In my home workshop I have done much the same, though I still have my own (and my father's) lifetime collection of screws and tools for special jobs. That said, I can't remember the last time I used my open-geared Stanley drill brace which cost me 25/6d in 1961.

Les
I'll start gently with a mention of the worse accident I had with a child, a horrid 13 year old tyke. "Sir, John's cut his leg" - blood spurting from calf, an artery cut. "I cut it on a sharp thing sticking out of the bench". I'm in my metalwork room, in the department we all leave our doors open. I followed the blood trail - into the changing area and then into the woodwork room, the horrid child had slipped out of my room, stolen a wood chisel, dropped it slicing his leg and stuffed it into a jacket pocket in the changing area before slipping back into my room to complain of a sharp thing sticking out of a bench. Apart from that in 18 years I only had splinters to remove.

After serving my sentence as a secondary school teacher I joined the county school inspectorate I had to investigate and deal with the aftermath of a teacher cutting the end of his finger off with a table saw. He was, I think, a history teacher doing some after school woodwork and had no training at all to use the saw, the county workshop rules and regulations book was years out of date, HSE were not impressed, but it gained me an extra year's work as I was to be made redundant and instead re-wrote the book and trained / re-trained all the county woodwork and metalwork teachers to the current circular saws regulations.

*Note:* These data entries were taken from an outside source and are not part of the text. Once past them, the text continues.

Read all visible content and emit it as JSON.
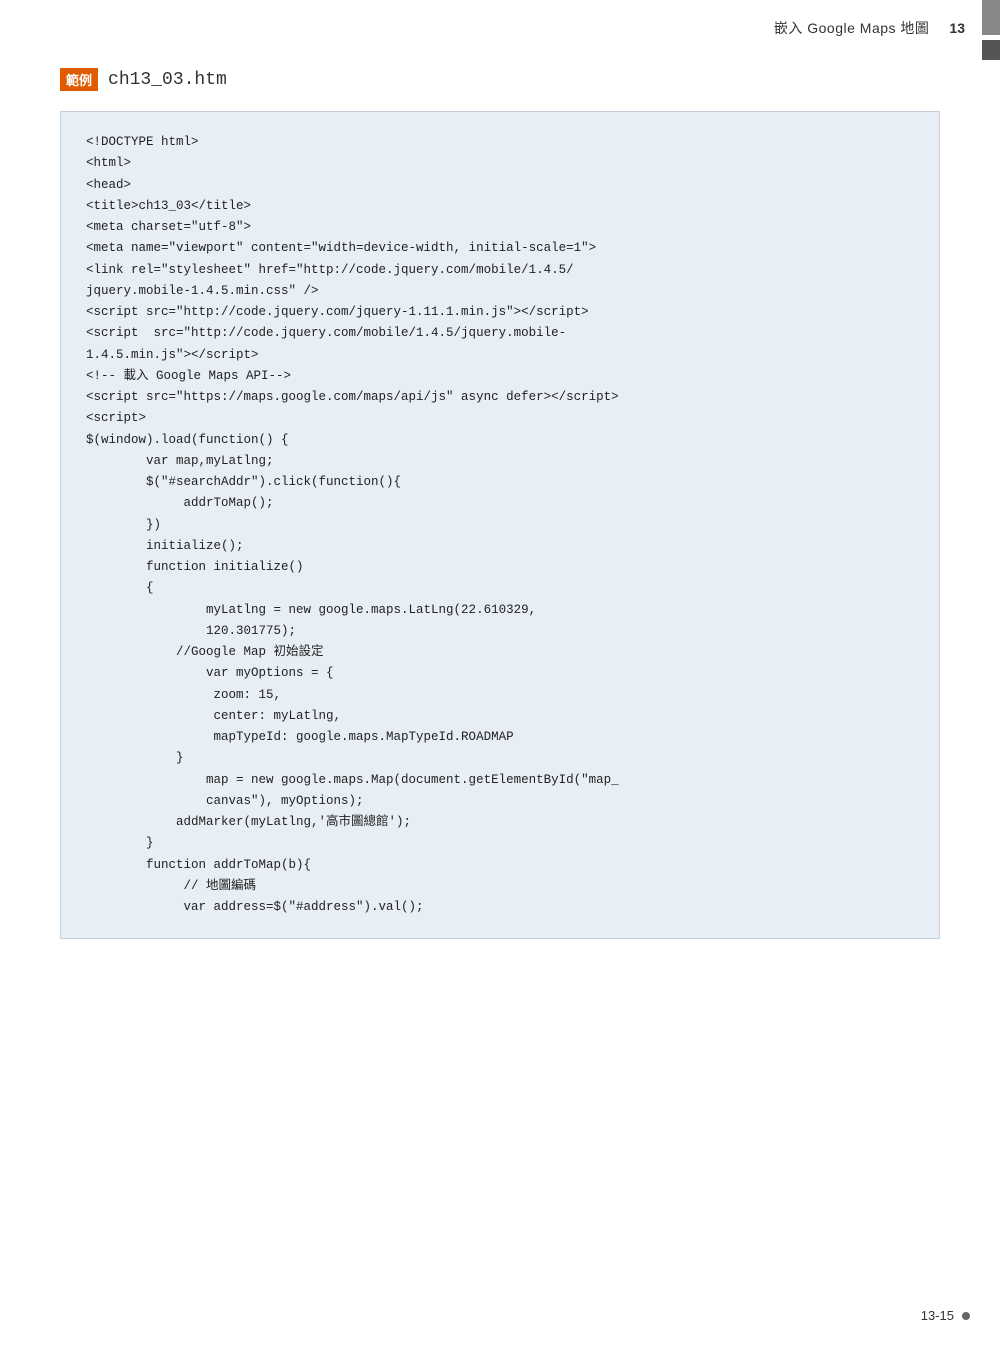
{
  "header": {
    "title": "嵌入 Google Maps 地圖",
    "page_number": "13"
  },
  "example": {
    "badge": "範例",
    "filename": "ch13_03.htm"
  },
  "page_footer": {
    "page": "13-15",
    "dot": "■"
  },
  "code": {
    "lines": [
      "<!DOCTYPE html>",
      "<html>",
      "<head>",
      "<title>ch13_03</title>",
      "<meta charset=\"utf-8\">",
      "<meta name=\"viewport\" content=\"width=device-width, initial-scale=1\">",
      "<link rel=\"stylesheet\" href=\"http://code.jquery.com/mobile/1.4.5/",
      "jquery.mobile-1.4.5.min.css\" />",
      "<script src=\"http://code.jquery.com/jquery-1.11.1.min.js\"></script>",
      "<script  src=\"http://code.jquery.com/mobile/1.4.5/jquery.mobile-",
      "1.4.5.min.js\"></script>",
      "<!-- 載入 Google Maps API-->",
      "<script src=\"https://maps.google.com/maps/api/js\" async defer></script>",
      "",
      "<script>",
      "",
      "$(window).load(function() {",
      "        var map,myLatlng;",
      "",
      "        $(\"#searchAddr\").click(function(){",
      "             addrToMap();",
      "        })",
      "",
      "        initialize();",
      "",
      "        function initialize()",
      "        {",
      "                myLatlng = new google.maps.LatLng(22.610329,",
      "                120.301775);",
      "            //Google Map 初始設定",
      "                var myOptions = {",
      "                 zoom: 15,",
      "                 center: myLatlng,",
      "                 mapTypeId: google.maps.MapTypeId.ROADMAP",
      "            }",
      "",
      "                map = new google.maps.Map(document.getElementById(\"map_",
      "                canvas\"), myOptions);",
      "            addMarker(myLatlng,'高市圖總館');",
      "",
      "        }",
      "",
      "        function addrToMap(b){",
      "             // 地圖編碼",
      "             var address=$(\"#address\").val();"
    ]
  }
}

It's a drill bit - "FACT", which I can prove it from my 1963 Dormer drilling and cutting speed book. More accurately a" twist drill bit" which I think is the name used by Whitworth when he invented them in 1860, the twist being the way they were made, not that they rotate in use.
 
I have worked with a lot of children mainly years 5 and 6. We use palm drills, that is a jobbers drill set into a wooden handle, up to 10mm nor smaller than 4mm even these can get broken. Some kids can take ages to drill a hole, but that is not a problem. With bigger holes1/2inch to 25 mm we use a cordless, under adult supervision and with the 25mm usually we have a hand on the drill. No accidents yet. Notreally tried out the bit and brace, but these should work and the T bar auger always works well.